We have experience at working with many different types of abuse. These may include:
Physical Abuse: This is an act of physical violence such as shaking, burning, hitting, choking and any action that can cause physical injury to the body.
Sexual Abuse: This covers a range of actions of a sexual nature. It may involve the victim being forced or pressured into engaging in sexual acts that they are not wanting to take part in, this can include rape, sexual assault or forms of child abuse
Emotional Abuse: This can be difficult to identify as there are usually no obvious signs of abuse. Emotional abuse involve actions such as being dismissed, constantly criticised, threatened, bullied and shouted at and can be as painful and devastating as physical abuse.
Neglect: This aspect of abuse concerns inadequate clothing, medical care, food and housing. It also covers emotional neglect whereby love, attention and support are not provided for.
We understand that the feelings and memories relating to abuse can be very intense and difficult to understand and manage.
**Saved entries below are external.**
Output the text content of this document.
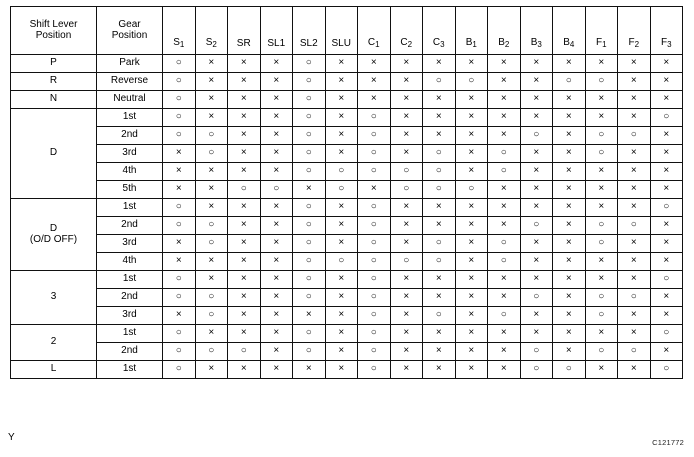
Shift Lever
Position

Gear
Position
	$S_1$	$S_2$	SR	SL1	SL2	SLU	$C_1$	$C_2$	$C_3$	$B_1$	$B_2$	$B_3$	$B_4$	$F_1$	$F_2$	$F_3$

P	Park	○	×	×	×	○	×	×	×	×	×	×	×	×	×	×	×

R	Reverse	○	×	×	×	○	×	×	×	○	○	×	×	○	○	×	×

N	Neutral	○	×	×	×	○	×	×	×	×	×	×	×	×	×	×	×

D	1st	○	×	×	×	○	×	○	×	×	×	×	×	×	×	×	○
	2nd	○	○	×	×	○	×	○	×	×	×	×	○	×	○	○	×
	3rd	×	○	×	×	○	×	○	×	○	×	○	×	×	○	×	×
	4th	×	×	×	×	○	○	○	○	○	×	○	×	×	×	×	×
	5th	×	×	○	○	×	○	×	○	○	○	×	×	×	×	×	×

D
(O/D OFF)	1st	○	×	×	×	○	×	○	×	×	×	×	×	×	×	×	○
	2nd	○	○	×	×	○	×	○	×	×	×	×	○	×	○	○	×
	3rd	×	○	×	×	○	×	○	×	○	×	○	×	×	○	×	×
	4th	×	×	×	×	○	○	○	○	○	×	○	×	×	×	×	×

3	1st	○	×	×	×	○	×	○	×	×	×	×	×	×	×	×	○
	2nd	○	○	×	×	○	×	○	×	×	×	×	○	×	○	○	×
	3rd	×	○	×	×	×	×	○	×	○	×	○	×	×	○	×	×

2	1st	○	×	×	×	○	×	○	×	×	×	×	×	×	×	×	○
	2nd	○	○	○	×	○	×	○	×	×	×	×	○	×	○	○	×

L	1st	○	×	×	×	×	×	○	×	×	×	×	○	○	×	×	○
Y	C121772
Often this can impact on your relationships with others and on the relationship you have with yourself. If you have experienced any type of abuse or even if you feel unsure about this, counselling and psychotherapy may be able to help you explore the issues you are facing and your feelings around them.
How can counselling help with abuse?
Counselling for abuse can help you process the traumatic events and the memories or the abuse that took place in a way that is non-judgemental,
safe and confidential.
Counselling can also help you deal with the symptoms of abuse such as flashbacks, panic attacks and nightmares to name a few. It can help to relieve mental health difficulties and the consequences caused by the abuse such as depression, anxiety, difficult relationship forming and unhealthy behaviours such as alcohol dependency and self harm. Your therapist may look at alternative ways of coping with your abuse and support you in expressing the way you feel about what happened to you in a manner that is respectful and helps you feel valued and supported.
We have are fully training and are experienced in working with many different types of abuse and we welcome all experiences and the feelings that come with them.